If you guys think there are knock down arguments for why a redness quality
is simply due to recursive network configurations (I am not yet convinced,
and am still predicting otherwise (see below), and it's much easier to say
glutamate than whatever stuff you guys are talking about, which nobody is
concisely stating, and I have problems understanding), then please, every
time I say 'glutamate', do a substitution for anything you like such as
'Recursive network model A', or any other yet to be falsified theory.  And
let's leave it up to the experimentalists to prove who is right, like good,
humble, theoretical scientists should.


P.S.
At least that paper
<https://www.biorxiv.org/content/10.1101/2022.11.18.517004v2.full.pdf> you
referenced has pictures (composed of real qualities), not just abstract
text (tells you nothing about qualities), as text only would be completely
meaningless, right?
But why don't you guys ask the publishers of that paper, how they came up
with the qualities displayed on the images depicting what they are
detecting?
Here is a link to Jack Galant's work
<https://www.youtube.com/watch?v=6FsH7RK1S2E&t=1s>, done over a decade ago,
to which all these modern examples are just derivative works, easily done
with modern AI tools.
When I saw Jack Galant's work
<https://www.youtube.com/watch?v=6FsH7RK1S2E&t=1s> back then, I knew he had
a problem determining what qualities to display on his screens, depicting
what he was detecting.  The fMRI only providing abstract qualityless data
which is meaningless without a quality grounded dictionary.
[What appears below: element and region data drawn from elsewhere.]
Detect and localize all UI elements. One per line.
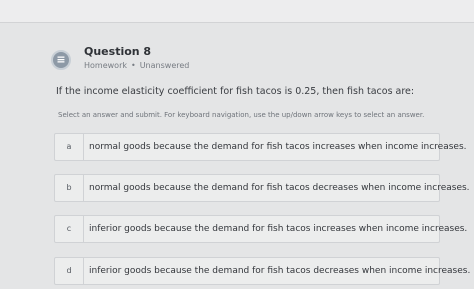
question-text: If the income elasticity coefficient for…	[56, 86, 415, 97]
question-meta: Homework • Unanswered	[84, 61, 189, 70]
instructions-text: Select an answer and submit. For keyboar…	[58, 111, 425, 119]
answer-option-a[interactable]: a normal goods because the demand for fi…	[54, 133, 467, 161]
option-letter: a	[55, 134, 84, 160]
option-letter: c	[55, 216, 84, 242]
option-text: normal goods because the demand for fish…	[89, 142, 467, 152]
answer-option-d[interactable]: d inferior goods because the demand for …	[54, 257, 470, 285]
meta-separator: •	[130, 61, 136, 70]
option-letter: d	[55, 258, 84, 284]
question-title: Question 8	[84, 45, 152, 58]
option-text: inferior goods because the demand for fi…	[89, 224, 468, 234]
option-text: normal goods because the demand for fish…	[89, 183, 470, 193]
option-text: inferior goods because the demand for fi…	[89, 266, 471, 276]
top-strip	[0, 0, 474, 23]
question-status: Unanswered	[139, 61, 190, 70]
option-letter: b	[55, 175, 84, 201]
answer-option-c[interactable]: c inferior goods because the demand for …	[54, 215, 467, 243]
list-icon: ≡	[51, 50, 71, 70]
answer-option-b[interactable]: b normal goods because the demand for fi…	[54, 174, 470, 202]
question-category: Homework	[84, 61, 127, 70]
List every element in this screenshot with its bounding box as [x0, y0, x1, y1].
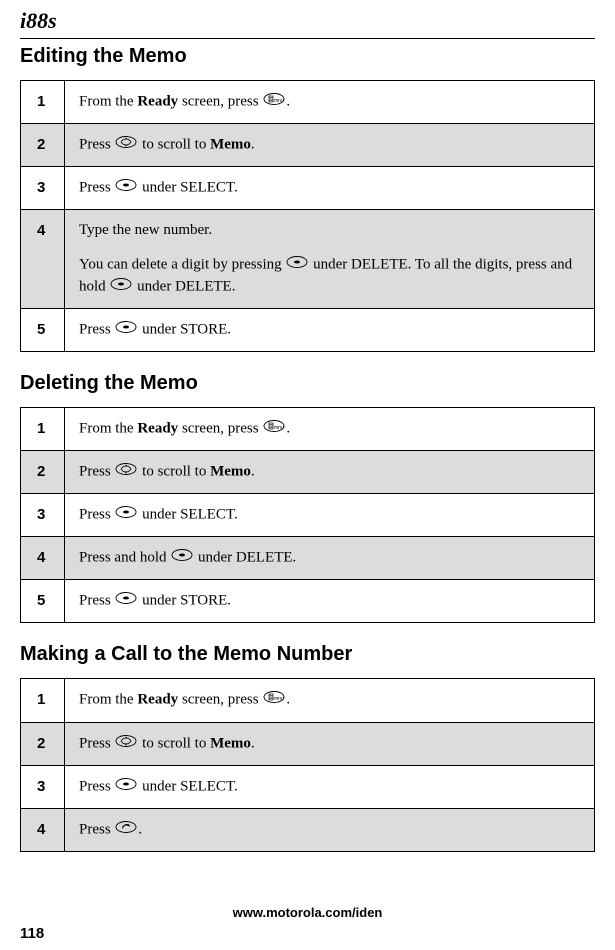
step-text: Press to scroll to Memo.	[65, 451, 595, 494]
softkey-icon	[171, 547, 193, 569]
softkey-icon	[115, 504, 137, 526]
svg-text:mnu: mnu	[274, 696, 284, 702]
table-row: 2Press to scroll to Memo.	[21, 722, 595, 765]
steps-table: 1From the Ready screen, press mnu.2Press…	[20, 80, 595, 352]
step-number: 3	[21, 494, 65, 537]
section-title: Editing the Memo	[20, 45, 595, 68]
page-number: 118	[20, 925, 44, 942]
menu-icon: mnu	[263, 91, 285, 113]
footer-url: www.motorola.com/iden	[0, 905, 615, 920]
step-text: Press and hold under DELETE.	[65, 537, 595, 580]
header-divider	[20, 38, 595, 39]
table-row: 3Press under SELECT.	[21, 167, 595, 210]
table-row: 3Press under SELECT.	[21, 765, 595, 808]
scroll-icon	[115, 733, 137, 755]
section-title: Making a Call to the Memo Number	[20, 643, 595, 666]
step-text: Press to scroll to Memo.	[65, 124, 595, 167]
step-text: From the Ready screen, press mnu.	[65, 679, 595, 722]
step-number: 3	[21, 167, 65, 210]
softkey-icon	[110, 276, 132, 298]
step-number: 4	[21, 808, 65, 851]
softkey-icon	[115, 319, 137, 341]
steps-table: 1From the Ready screen, press mnu.2Press…	[20, 678, 595, 851]
steps-table: 1From the Ready screen, press mnu.2Press…	[20, 407, 595, 623]
table-row: 1From the Ready screen, press mnu.	[21, 81, 595, 124]
step-text: From the Ready screen, press mnu.	[65, 408, 595, 451]
step-number: 3	[21, 765, 65, 808]
step-text: Press .	[65, 808, 595, 851]
table-row: 4Press .	[21, 808, 595, 851]
step-number: 2	[21, 124, 65, 167]
step-number: 2	[21, 451, 65, 494]
step-text: From the Ready screen, press mnu.	[65, 81, 595, 124]
device-model-label: i88s	[20, 8, 595, 34]
step-text: Press to scroll to Memo.	[65, 722, 595, 765]
step-number: 2	[21, 722, 65, 765]
softkey-icon	[115, 590, 137, 612]
table-row: 4Press and hold under DELETE.	[21, 537, 595, 580]
step-number: 1	[21, 408, 65, 451]
step-number: 4	[21, 537, 65, 580]
step-number: 5	[21, 309, 65, 352]
step-number: 4	[21, 210, 65, 309]
table-row: 2Press to scroll to Memo.	[21, 124, 595, 167]
step-number: 1	[21, 81, 65, 124]
step-number: 5	[21, 580, 65, 623]
table-row: 1From the Ready screen, press mnu.	[21, 408, 595, 451]
scroll-icon	[115, 461, 137, 483]
step-text: Press under SELECT.	[65, 167, 595, 210]
step-text: Press under STORE.	[65, 309, 595, 352]
softkey-icon	[286, 254, 308, 276]
table-row: 5Press under STORE.	[21, 580, 595, 623]
step-text: Press under SELECT.	[65, 765, 595, 808]
step-text: Type the new number.You can delete a dig…	[65, 210, 595, 309]
menu-icon: mnu	[263, 689, 285, 711]
table-row: 1From the Ready screen, press mnu.	[21, 679, 595, 722]
call-icon	[115, 819, 137, 841]
table-row: 2Press to scroll to Memo.	[21, 451, 595, 494]
step-text: Press under SELECT.	[65, 494, 595, 537]
svg-text:mnu: mnu	[274, 98, 284, 104]
step-text: Press under STORE.	[65, 580, 595, 623]
svg-text:mnu: mnu	[274, 425, 284, 431]
table-row: 5Press under STORE.	[21, 309, 595, 352]
softkey-icon	[115, 177, 137, 199]
softkey-icon	[115, 776, 137, 798]
scroll-icon	[115, 134, 137, 156]
section-title: Deleting the Memo	[20, 372, 595, 395]
step-number: 1	[21, 679, 65, 722]
table-row: 4Type the new number.You can delete a di…	[21, 210, 595, 309]
table-row: 3Press under SELECT.	[21, 494, 595, 537]
menu-icon: mnu	[263, 418, 285, 440]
So I called him and asked him how he knew what qualities to display.  He
immediately admitted they "false-colored" them (Jack Gallant's words).
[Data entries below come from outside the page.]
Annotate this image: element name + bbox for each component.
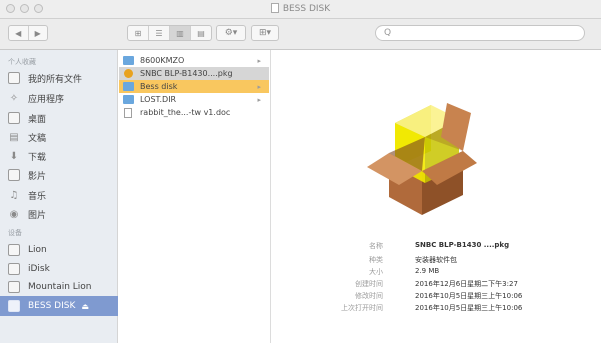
- title-bar: BESS DISK: [0, 0, 601, 19]
- file-name: rabbit_the...-tw v1.doc: [140, 108, 231, 117]
- info-row-modified: 修改时间 2016年10月5日星期三上午10:06: [272, 291, 601, 302]
- sidebar-item-label: 音乐: [28, 191, 47, 202]
- window-title: BESS DISK: [282, 4, 331, 14]
- sidebar-item-all-files[interactable]: 我的所有文件: [8, 70, 82, 86]
- search-input[interactable]: Q: [375, 25, 585, 41]
- file-name: Bess disk: [140, 82, 178, 91]
- back-button[interactable]: ◀: [9, 26, 29, 40]
- info-row-kind: 种类 安装器软件包: [272, 255, 601, 266]
- sidebar-item-music[interactable]: ♫ 音乐: [8, 187, 47, 203]
- info-value: 2.9 MB: [415, 267, 440, 275]
- view-mode-control: ⊞ ☰ ▥ ▤: [127, 25, 212, 41]
- sidebar-item-label: 我的所有文件: [28, 74, 83, 85]
- disk-icon: [8, 244, 20, 256]
- downloads-icon: ⬇: [9, 150, 19, 162]
- preview-pane: 名称 SNBC BLP-B1430 ....pkg 种类 安装器软件包 大小 2…: [272, 50, 601, 343]
- chevron-right-icon: ▸: [257, 95, 261, 104]
- info-row-name: 名称 SNBC BLP-B1430 ....pkg: [272, 241, 601, 252]
- list-view-button[interactable]: ☰: [149, 26, 170, 40]
- sidebar-item-label: 下载: [28, 152, 47, 163]
- arrange-menu-button[interactable]: ⊞▾: [251, 25, 279, 41]
- sidebar-item-label: 应用程序: [28, 94, 65, 105]
- folder-icon: [123, 56, 134, 65]
- info-value: SNBC BLP-B1430 ....pkg: [415, 241, 510, 249]
- info-value: 2016年10月5日星期三上午10:06: [415, 292, 523, 300]
- file-column: 8600KMZO ▸ SNBC BLP-B1430....pkg Bess di…: [119, 50, 271, 343]
- search-icon: Q: [384, 28, 392, 38]
- chevron-right-icon: ▸: [257, 82, 261, 91]
- forward-button[interactable]: ▶: [29, 26, 48, 40]
- disk-icon: [8, 300, 20, 312]
- sidebar-item-desktop[interactable]: 桌面: [8, 110, 46, 126]
- file-name: SNBC BLP-B1430....pkg: [140, 69, 233, 78]
- sidebar-item-label: Lion: [28, 245, 47, 255]
- all-files-icon: [8, 72, 20, 84]
- finder-window: BESS DISK ◀ ▶ ⊞ ☰ ▥ ▤ ⚙▾ ⊞▾ Q 个人收藏 我的所有文…: [0, 0, 601, 343]
- package-preview-icon: [367, 103, 477, 215]
- info-label: 大小: [369, 268, 383, 276]
- sidebar-item-label: 桌面: [28, 114, 47, 125]
- sidebar-item-mountain-lion[interactable]: Mountain Lion: [8, 279, 92, 295]
- sidebar-item-label: 文稿: [28, 133, 47, 144]
- info-label: 名称: [369, 242, 383, 250]
- list-item[interactable]: Bess disk ▸: [119, 80, 269, 93]
- toolbar: ◀ ▶ ⊞ ☰ ▥ ▤ ⚙▾ ⊞▾ Q: [0, 19, 601, 50]
- sidebar-item-idisk[interactable]: iDisk: [8, 261, 50, 277]
- list-item[interactable]: 8600KMZO ▸: [119, 54, 269, 67]
- sidebar-item-label: BESS DISK: [28, 301, 76, 311]
- sidebar-item-applications[interactable]: ✧ 应用程序: [8, 90, 64, 106]
- back-forward-control: ◀ ▶: [8, 25, 48, 41]
- pictures-icon: ◉: [9, 208, 19, 220]
- sidebar-item-documents[interactable]: ▤ 文稿: [8, 129, 46, 145]
- sidebar-item-movies[interactable]: 影片: [8, 167, 46, 183]
- sidebar: 个人收藏 我的所有文件 ✧ 应用程序 桌面 ▤ 文稿 ⬇ 下载 影片 ♫ 音乐: [0, 50, 118, 343]
- info-label: 创建时间: [355, 280, 383, 288]
- favorites-header: 个人收藏: [8, 58, 36, 66]
- file-name: LOST.DIR: [140, 95, 177, 104]
- document-icon: [124, 107, 132, 118]
- action-menu-button[interactable]: ⚙▾: [216, 25, 246, 41]
- info-label: 上次打开时间: [341, 304, 383, 312]
- chevron-right-icon: ▸: [257, 56, 261, 65]
- documents-icon: ▤: [9, 131, 19, 143]
- sidebar-item-label: iDisk: [28, 264, 50, 274]
- info-row-last-opened: 上次打开时间 2016年10月5日星期三上午10:06: [272, 303, 601, 314]
- info-row-created: 创建时间 2016年12月6日星期二下午3:27: [272, 279, 601, 290]
- package-icon: [124, 69, 133, 78]
- music-icon: ♫: [9, 189, 19, 201]
- info-value: 安装器软件包: [415, 256, 457, 264]
- info-label: 修改时间: [355, 292, 383, 300]
- list-item[interactable]: rabbit_the...-tw v1.doc: [119, 106, 269, 119]
- info-value: 2016年12月6日星期二下午3:27: [415, 280, 518, 288]
- column-view-button[interactable]: ▥: [170, 26, 191, 40]
- disk-icon: [270, 3, 279, 13]
- folder-icon: [123, 82, 134, 91]
- sidebar-item-downloads[interactable]: ⬇ 下载: [8, 148, 46, 164]
- sidebar-item-label: 图片: [28, 210, 47, 221]
- coverflow-view-button[interactable]: ▤: [191, 26, 211, 40]
- sidebar-item-label: Mountain Lion: [28, 282, 92, 292]
- window-title-wrap: BESS DISK: [0, 3, 601, 14]
- folder-icon: [123, 95, 134, 104]
- desktop-icon: [8, 112, 20, 124]
- icon-view-button[interactable]: ⊞: [128, 26, 149, 40]
- sidebar-item-pictures[interactable]: ◉ 图片: [8, 206, 46, 222]
- applications-icon: ✧: [9, 92, 19, 104]
- eject-icon[interactable]: ⏏: [81, 302, 89, 311]
- sidebar-item-label: 影片: [28, 171, 47, 182]
- disk-icon: [8, 263, 20, 275]
- disk-icon: [8, 281, 20, 293]
- sidebar-item-bess-disk-row: BESS DISK ⏏: [8, 298, 89, 314]
- devices-header: 设备: [8, 229, 22, 237]
- sidebar-item-bess-disk[interactable]: BESS DISK ⏏: [0, 296, 118, 316]
- list-item[interactable]: LOST.DIR ▸: [119, 93, 269, 106]
- info-value: 2016年10月5日星期三上午10:06: [415, 304, 523, 312]
- movies-icon: [8, 169, 20, 181]
- sidebar-item-lion[interactable]: Lion: [8, 242, 47, 258]
- info-label: 种类: [369, 256, 383, 264]
- info-row-size: 大小 2.9 MB: [272, 267, 601, 278]
- list-item-selected[interactable]: SNBC BLP-B1430....pkg: [119, 67, 269, 80]
- file-name: 8600KMZO: [140, 56, 185, 65]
They used the original color codes in the digital images they were showing
to their subjects, to determine what color to display.  In other words,
they were grounding their colors to physical light, which is nothing like
either the properties of a strawberry, which the light merely represents,
or the very different properties of conscious knowledge they are detecting
and describing with qualityless abstract text.  As Giovanni admits, they
are correcting for any changes in physical properties or qualities they are
detecting so they can falsely map all those diverse sets of properties they
are detecting back to the same false colored light, blinding them to any
possible inverted qualities they may be detecting in all that diversity.
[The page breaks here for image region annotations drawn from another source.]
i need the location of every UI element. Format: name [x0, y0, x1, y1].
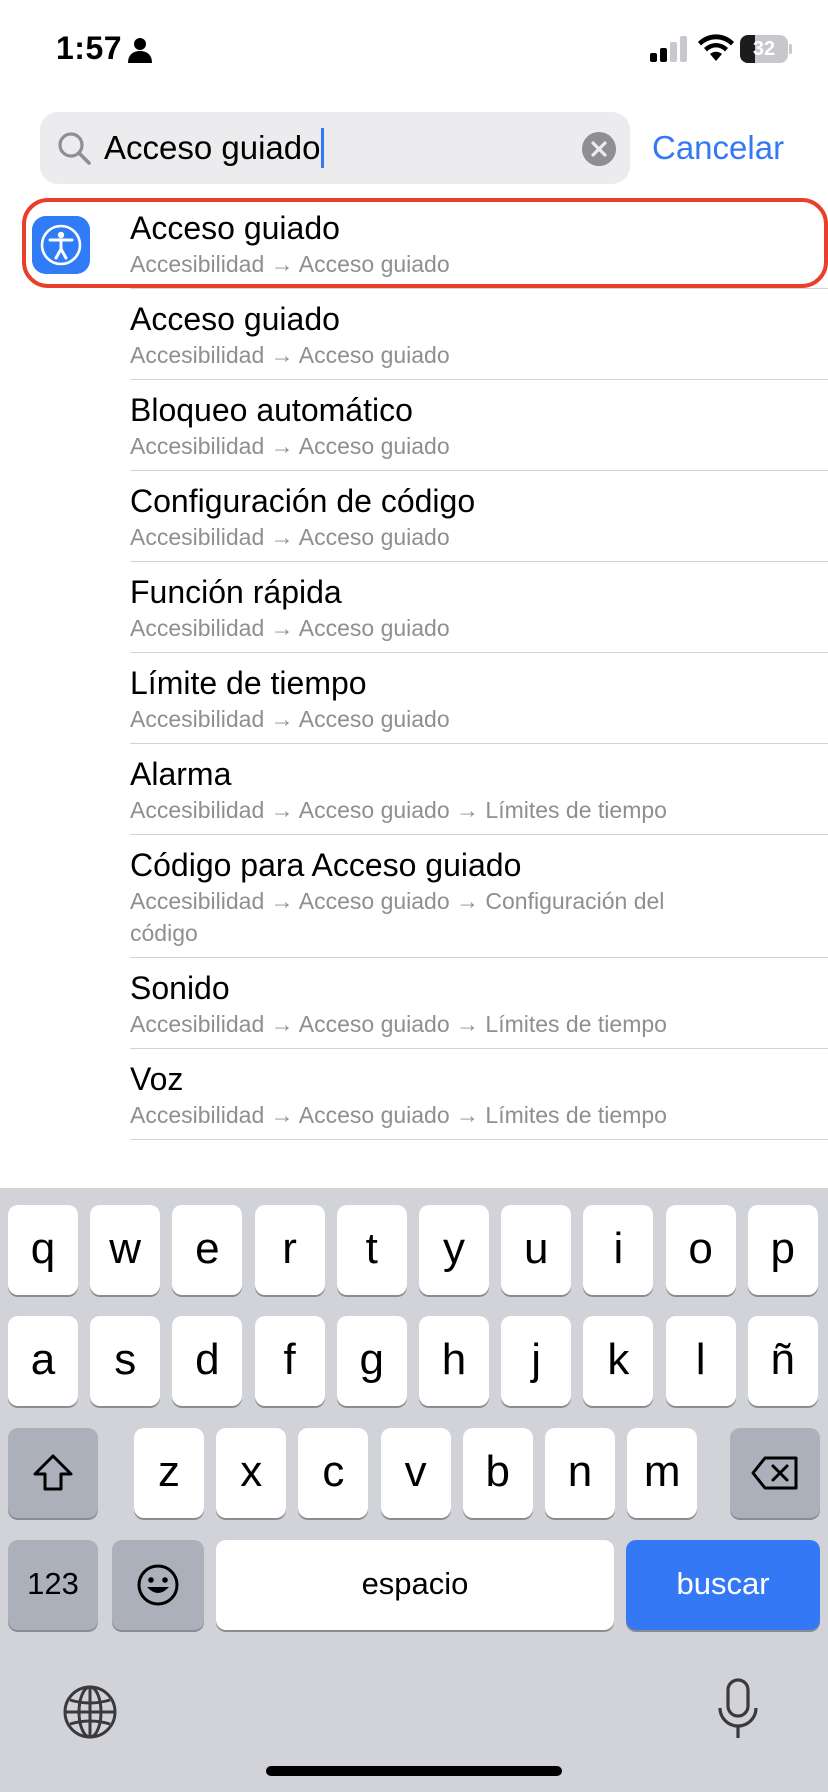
key-g[interactable]: g [336, 1316, 407, 1406]
status-bar: 1:57 32 [0, 0, 828, 100]
result-path: Accesibilidad → Acceso guiado [130, 706, 450, 732]
battery-icon: 32 [740, 35, 792, 63]
search-result-row[interactable]: Alarma Accesibilidad → Acceso guiado → Lí… [0, 744, 828, 835]
key-t[interactable]: t [336, 1205, 407, 1295]
key-w[interactable]: w [90, 1205, 161, 1295]
person-icon [128, 38, 152, 63]
key-z[interactable]: z [134, 1428, 204, 1518]
result-title: Configuración de código [130, 483, 476, 519]
result-title: Código para Acceso guiado [130, 847, 522, 883]
key-c[interactable]: c [298, 1428, 369, 1518]
key-i[interactable]: i [583, 1205, 654, 1295]
search-result-row[interactable]: Acceso guiado Accesibilidad → Acceso guia… [0, 289, 828, 380]
backspace-key[interactable] [730, 1428, 820, 1518]
key-u[interactable]: u [501, 1205, 572, 1295]
result-path: Accesibilidad → Acceso guiado → Configur… [130, 888, 665, 946]
numbers-key[interactable]: 123 [8, 1540, 98, 1630]
shift-key[interactable] [8, 1428, 98, 1518]
search-result-row[interactable]: Función rápida Accesibilidad → Acceso gui… [0, 562, 828, 653]
result-title: Bloqueo automático [130, 392, 413, 428]
search-result-row[interactable]: Voz Accesibilidad → Acceso guiado → Límit… [0, 1049, 828, 1140]
result-path: Accesibilidad → Acceso guiado → Límites … [130, 1011, 667, 1037]
search-input[interactable]: Acceso guiado [104, 112, 325, 184]
key-e[interactable]: e [172, 1205, 243, 1295]
key-k[interactable]: k [583, 1316, 654, 1406]
key-r[interactable]: r [254, 1205, 325, 1295]
key-q[interactable]: q [8, 1205, 78, 1295]
key-ñ[interactable]: ñ [747, 1316, 818, 1406]
key-f[interactable]: f [254, 1316, 325, 1406]
space-key[interactable]: espacio [216, 1540, 614, 1630]
highlight-outline [22, 198, 828, 288]
result-title: Sonido [130, 970, 230, 1006]
result-path: Accesibilidad → Acceso guiado [130, 615, 450, 641]
key-p[interactable]: p [747, 1205, 818, 1295]
search-result-row[interactable]: Código para Acceso guiado Accesibilidad →… [0, 835, 828, 958]
status-time: 1:57 [56, 30, 123, 66]
key-x[interactable]: x [216, 1428, 287, 1518]
key-o[interactable]: o [665, 1205, 736, 1295]
key-n[interactable]: n [545, 1428, 615, 1518]
key-d[interactable]: d [172, 1316, 243, 1406]
backspace-icon [751, 1456, 798, 1490]
key-m[interactable]: m [627, 1428, 698, 1518]
key-y[interactable]: y [419, 1205, 489, 1295]
signal-icon [650, 36, 687, 62]
home-indicator[interactable] [266, 1766, 562, 1776]
clear-icon[interactable] [582, 132, 616, 166]
shift-icon [33, 1454, 73, 1491]
search-result-row[interactable]: Límite de tiempo Accesibilidad → Acceso g… [0, 653, 828, 744]
search-result-row[interactable]: Bloqueo automático Accesibilidad → Acceso… [0, 380, 828, 471]
search-field[interactable]: Acceso guiado [40, 112, 630, 184]
search-icon [58, 132, 91, 165]
globe-icon[interactable] [62, 1684, 118, 1740]
search-result-row[interactable]: Sonido Accesibilidad → Acceso guiado → Lí… [0, 958, 828, 1049]
key-v[interactable]: v [380, 1428, 451, 1518]
cancel-button[interactable]: Cancelar [652, 112, 784, 184]
result-title: Alarma [130, 756, 232, 792]
key-b[interactable]: b [462, 1428, 533, 1518]
microphone-icon[interactable] [716, 1678, 760, 1742]
result-title: Acceso guiado [130, 301, 340, 337]
result-title: Función rápida [130, 574, 342, 610]
battery-level: 32 [752, 38, 776, 60]
emoji-key[interactable] [112, 1540, 204, 1630]
wifi-icon [698, 34, 734, 61]
search-result-row[interactable]: Configuración de código Accesibilidad → A… [0, 471, 828, 562]
search-input-text: Acceso guiado [104, 129, 321, 166]
search-key[interactable]: buscar [626, 1540, 820, 1630]
emoji-icon [137, 1564, 179, 1606]
key-h[interactable]: h [419, 1316, 489, 1406]
result-path: Accesibilidad → Acceso guiado [130, 342, 450, 368]
key-s[interactable]: s [90, 1316, 161, 1406]
key-l[interactable]: l [665, 1316, 736, 1406]
key-a[interactable]: a [8, 1316, 78, 1406]
result-path: Accesibilidad → Acceso guiado [130, 524, 450, 550]
result-path: Accesibilidad → Acceso guiado → Límites … [130, 1102, 667, 1128]
result-path: Accesibilidad → Acceso guiado → Límites … [130, 797, 667, 823]
search-result-row[interactable]: Acceso guiado Accesibilidad → Acceso guia… [0, 198, 828, 289]
result-path: Accesibilidad → Acceso guiado [130, 433, 450, 459]
result-title: Voz [130, 1061, 184, 1097]
text-caret [321, 128, 325, 169]
result-title: Límite de tiempo [130, 665, 367, 701]
key-j[interactable]: j [501, 1316, 572, 1406]
search-results-list: Acceso guiado Accesibilidad → Acceso guia… [0, 198, 828, 1140]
By the way, I added this Japanese paper
<https://www.biorxiv.org/content/10.1101/2022.11.18.517004v2.full.pdf> to
the list of yet another example of quality blind papers, including Jack
Galant's work that only uses one falsely grounded abstract word for all
things representing 'red' here
<https://canonizer.com/topic/603-Color-Exprnc-Observation-Issue/1-Agreement>
.

If anyone finds a peer reviewed paper that is not quality blind. (other
than mine
<https://www.dropbox.com/s/k9x4uh83yex4ecw/Physicists%20Don%27t%20Understand%20Color.docx?dl=0>,
which is about to be published) will you please let me know about one?  As
I will trust someone that believes and understands that qualities are
necessarily real properties of real hallucinations in our brain.  I predict
they are just the physical properties they are detecting but only
abstractly describing and then false coloring.